Die gute Nachricht schlechthin: Keiner muss auf Lebkuchen verzichten, denn das ist eine traditionelle Fastenspeise :). Dies wissend, macht es doch noch mehr Spaß, Elisenlebkuchen selbst zu backen (idiotensicheres und ohne Oblate auch glutenfreies Rezept hier). Auch traditionelles Früchtebrot („Hutzelbrot“) kann man backen und sich damit geschmackvoll den Advent versüßen – macht den Schoko- und Keksverzicht deutlich dankbarer!

9. Singen!

Nichts macht sensibler für das Gepräge des Advent, als die adventlichen Lieder. Es lohnt sich, Weihnachtslieder wirklich erst an Weihnachten zu singen und bis dahin das adventliche Liedgut auszuschöpfen. Trefft euch mich Freunden zum Liedersingen! Wenn man das auf dem Weihnachtsmarkt macht, bekommt man vielleicht sogar einen Glühwein ausgegeben. Aber auch zu Hause bei Kerzen macht ein Adventsliedersingen Spaß.
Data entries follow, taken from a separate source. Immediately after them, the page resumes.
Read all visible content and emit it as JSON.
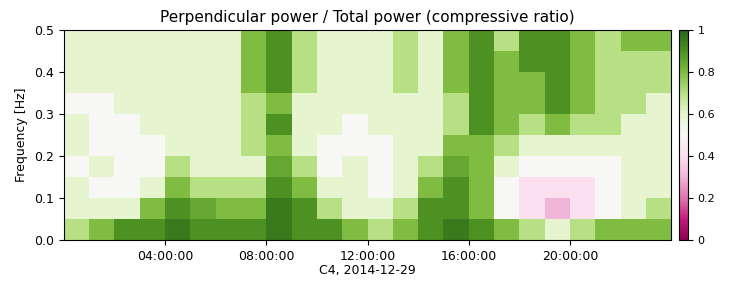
{
  "chart_data": {
    "type": "heatmap",
    "title": "Perpendicular power / Total power (compressive ratio)",
    "x_label": "C4, 2014-12-29",
    "y_label": "Frequency [Hz]",
    "xlim": [
      0,
      24
    ],
    "xticks": [
      {
        "value": 4,
        "label": "04:00:00"
      },
      {
        "value": 8,
        "label": "08:00:00"
      },
      {
        "value": 12,
        "label": "12:00:00"
      },
      {
        "value": 16,
        "label": "16:00:00"
      },
      {
        "value": 20,
        "label": "20:00:00"
      }
    ],
    "ylim": [
      0.0,
      0.5
    ],
    "yticks": [
      0.0,
      0.1,
      0.2,
      0.3,
      0.4,
      0.5
    ],
    "x_edges": [
      0,
      1,
      2,
      3,
      4,
      5,
      6,
      7,
      8,
      9,
      10,
      11,
      12,
      13,
      14,
      15,
      16,
      17,
      18,
      19,
      20,
      21,
      22,
      23,
      24
    ],
    "y_edges": [
      0.0,
      0.05,
      0.1,
      0.15,
      0.2,
      0.25,
      0.3,
      0.35,
      0.4,
      0.45,
      0.5
    ],
    "cells_by_column": [
      [
        0.7,
        0.6,
        0.6,
        0.5,
        0.6,
        0.6,
        0.5,
        0.6,
        0.6,
        0.6
      ],
      [
        0.8,
        0.6,
        0.5,
        0.6,
        0.5,
        0.5,
        0.5,
        0.6,
        0.6,
        0.6
      ],
      [
        0.9,
        0.6,
        0.5,
        0.5,
        0.5,
        0.5,
        0.6,
        0.6,
        0.6,
        0.6
      ],
      [
        0.9,
        0.8,
        0.6,
        0.5,
        0.5,
        0.6,
        0.6,
        0.6,
        0.6,
        0.6
      ],
      [
        0.95,
        0.9,
        0.8,
        0.7,
        0.6,
        0.6,
        0.6,
        0.6,
        0.6,
        0.6
      ],
      [
        0.9,
        0.85,
        0.7,
        0.6,
        0.6,
        0.6,
        0.6,
        0.6,
        0.6,
        0.6
      ],
      [
        0.9,
        0.8,
        0.7,
        0.6,
        0.6,
        0.6,
        0.6,
        0.6,
        0.6,
        0.6
      ],
      [
        0.9,
        0.8,
        0.7,
        0.6,
        0.7,
        0.7,
        0.7,
        0.8,
        0.8,
        0.8
      ],
      [
        0.95,
        0.95,
        0.9,
        0.85,
        0.8,
        0.9,
        0.8,
        0.9,
        0.9,
        0.9
      ],
      [
        0.9,
        0.9,
        0.8,
        0.7,
        0.6,
        0.6,
        0.6,
        0.7,
        0.7,
        0.7
      ],
      [
        0.9,
        0.7,
        0.6,
        0.5,
        0.5,
        0.6,
        0.6,
        0.6,
        0.6,
        0.6
      ],
      [
        0.8,
        0.6,
        0.6,
        0.6,
        0.5,
        0.5,
        0.6,
        0.6,
        0.6,
        0.6
      ],
      [
        0.7,
        0.6,
        0.5,
        0.5,
        0.5,
        0.6,
        0.6,
        0.6,
        0.6,
        0.6
      ],
      [
        0.8,
        0.7,
        0.6,
        0.6,
        0.6,
        0.6,
        0.6,
        0.7,
        0.7,
        0.7
      ],
      [
        0.9,
        0.9,
        0.8,
        0.7,
        0.6,
        0.6,
        0.6,
        0.6,
        0.6,
        0.6
      ],
      [
        0.95,
        0.9,
        0.9,
        0.85,
        0.8,
        0.7,
        0.7,
        0.8,
        0.8,
        0.8
      ],
      [
        0.9,
        0.8,
        0.8,
        0.8,
        0.8,
        0.9,
        0.9,
        0.9,
        0.9,
        0.9
      ],
      [
        0.8,
        0.5,
        0.5,
        0.6,
        0.7,
        0.8,
        0.8,
        0.8,
        0.8,
        0.7
      ],
      [
        0.7,
        0.4,
        0.4,
        0.5,
        0.6,
        0.7,
        0.8,
        0.8,
        0.9,
        0.9
      ],
      [
        0.6,
        0.3,
        0.4,
        0.5,
        0.6,
        0.8,
        0.9,
        0.9,
        0.9,
        0.9
      ],
      [
        0.7,
        0.4,
        0.4,
        0.5,
        0.6,
        0.7,
        0.8,
        0.8,
        0.8,
        0.8
      ],
      [
        0.8,
        0.5,
        0.5,
        0.5,
        0.6,
        0.7,
        0.7,
        0.7,
        0.7,
        0.7
      ],
      [
        0.8,
        0.6,
        0.6,
        0.6,
        0.6,
        0.6,
        0.7,
        0.7,
        0.7,
        0.8
      ],
      [
        0.8,
        0.7,
        0.6,
        0.6,
        0.6,
        0.6,
        0.6,
        0.7,
        0.7,
        0.8
      ]
    ],
    "colorbar_range": [
      0,
      1
    ],
    "colorbar_ticks": [
      0,
      0.2,
      0.4,
      0.6,
      0.8,
      1
    ]
  }
}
Übrigens fällt eines auf: Gerade das deutsche Liedgut ist besonders reich in der Tradition der Adventslieder. Während die Engländer mit ihrem traditionellen Carol-Singing besonders viele schöne Weihnachtslieder haben, und die Polen mit ihrer – für mich etwas süßlichen – Wiegenliedtradition sowieso, wurden die Deutschen, als sie noch ein frommes Volk waren, mit ihrem Hang zur Mystik offenbar von der Adventszeit besonders angezogen: Ein Kind, das da ist, ist etwas ziemlich handfest-irdisches, ein Messias, der noch kommen soll dagegen lädt dazu ein, die eigene Seele als Wohnung für ihn einzurichten bzw. als Braut für ihn herzurichten. Viele sehr alte mittelalterliche (und neuzeitliche) Lieder sind stark auf die heilige Schrift bezogene Gesänge. Die Melodien sind in den Kirchentonarten verfasst (meistens dorisch), und klingen deshalb besonders „archaisch“ und ein wenig herb. Diese Lieder sind komplett kitschfrei, und daher für alle geeignet, die bourgeoise Weihnachtsheimeligkeit nicht leiden können oder zumindest nicht vier Wochen lang ertragen.

Hier empfehle ich übrigens dringend die Fassungen des Evangelischen Gesangbuches. Erstens schöner, zweitens urtümlicher (meistens). Zu meinen Favoriten gehört Luthers berühmt-berüchtigte Verdeutschung des Hymnus „Veni redemptor gentium“ (Nun komm, der Heiden Heiland): Liebevoller Spott bezieht sich in lutherischen Kreisen vor allem auf den epochemachenden, lyrisch und rhythmisch extrem gelungenen Reim in der Strophe „Sein Lauf kam vom Vater her / und ging wieder zum Vatér/ Fuhr hinunter zu der Höll/ und wiedér zu Gottes Stuhl.“ Allerdings möchte man das nicht missen, wenn man damit aufgewachsen ist, und die katholische Fassung ist ziemlich langweilig und nichtssagend.